Gorbachev and a new generation of Soviet leaders became convinced that high levels of military spending and political and economic repression were counterproductive. They offered political and economic reforms and disarmament initiatives. Yet as former Soviet ideologue Georgi Arbatov and George Kennan, the foremost U.S. architect of containment, have meticulously demonstrated, Reagan's refusal to negotiate slowed reforms and weakened Gorbachev's internal leverage. Only after the Iran-Contra scandal was Reagan willing to engage in substantive negotiation with the Soviets. That belated change of course, whatever its motive, was the high point of the Reagan presidency.

The Soviets as an evil empire has been more than provocative rhetoric. The Manichean impulse to treat all opposition to U.S. interests and policies as Communist-inspired left an ugly and destructive residue. Columbia University historian John Patrick Diggins points out that "Thus the fall of the shah in Iran in 1979 was alleged to be as ominous as the fall of the czar in Russia in 1917 - not because it presaged a religious fundamentalism that one day would become America's mortal enemy but because it signaled the "prelude" to communism's inevitable march into the oil states."

The Reagan administration "saw nothing wrong with America arming Osama bin Laden and Saddam Hussein and establishing a covert alliance with the House of Saud, which would turn out to be the financial angel of al-Qaida."

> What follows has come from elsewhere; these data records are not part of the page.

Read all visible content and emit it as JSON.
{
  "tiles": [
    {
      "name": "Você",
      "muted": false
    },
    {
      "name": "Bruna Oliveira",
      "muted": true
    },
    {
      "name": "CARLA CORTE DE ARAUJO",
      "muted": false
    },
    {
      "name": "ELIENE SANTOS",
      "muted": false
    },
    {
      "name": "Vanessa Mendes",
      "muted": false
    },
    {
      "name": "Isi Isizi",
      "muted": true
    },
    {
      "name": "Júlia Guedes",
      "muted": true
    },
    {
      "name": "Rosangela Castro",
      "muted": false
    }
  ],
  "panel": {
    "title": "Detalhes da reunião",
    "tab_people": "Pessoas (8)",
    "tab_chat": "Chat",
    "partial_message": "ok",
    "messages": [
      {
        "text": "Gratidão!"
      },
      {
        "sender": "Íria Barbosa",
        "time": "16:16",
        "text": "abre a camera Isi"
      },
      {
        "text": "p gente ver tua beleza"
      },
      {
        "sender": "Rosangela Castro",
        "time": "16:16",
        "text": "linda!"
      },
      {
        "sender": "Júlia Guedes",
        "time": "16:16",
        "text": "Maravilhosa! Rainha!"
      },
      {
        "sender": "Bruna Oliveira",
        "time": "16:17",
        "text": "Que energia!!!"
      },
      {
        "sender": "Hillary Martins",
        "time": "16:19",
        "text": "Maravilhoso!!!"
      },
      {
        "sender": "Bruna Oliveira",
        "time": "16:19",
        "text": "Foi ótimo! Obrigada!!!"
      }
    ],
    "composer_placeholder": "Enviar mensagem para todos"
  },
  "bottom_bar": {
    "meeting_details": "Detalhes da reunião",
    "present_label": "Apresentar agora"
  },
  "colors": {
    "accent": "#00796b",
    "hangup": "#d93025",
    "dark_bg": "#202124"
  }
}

Before we cheer "victory" in the Cold War, we would do well to take a closer look at what that victory means and the price paid for it. Russia, burdened by a half-century of fruitless efforts to match U.S. military escalation, is economically eviscerated, and its democracy is flawed and tenuous. Yet it remains armed to the teeth.

In a recent op-ed for the Los Angeles Times, Robert McNamara reminds us that Russia still has more than 8,000 nuclear weapons targeted at U.S. cities and that its "early warning system is decaying rapidly. As always, the early warning systems of both countries register alarms daily, triggered by wildfires, satellite launchings and solar reflections off clouds or oceans. A more immediate concern is the difficulty of guaranteeing protection of computerized early warning systems and command centers against terrorists or hackers."

And the world is awash with terrorists, many of whom regard the United States as their mortal enemy. Such terrorism has more than one parent. It would be as misguided to attribute terrorism solely to the failures of U.S. policy as to evil foreign empires. Nonetheless, as our citizens mourn President Reagan's passing, a more nuanced assessment of the former president might be in order.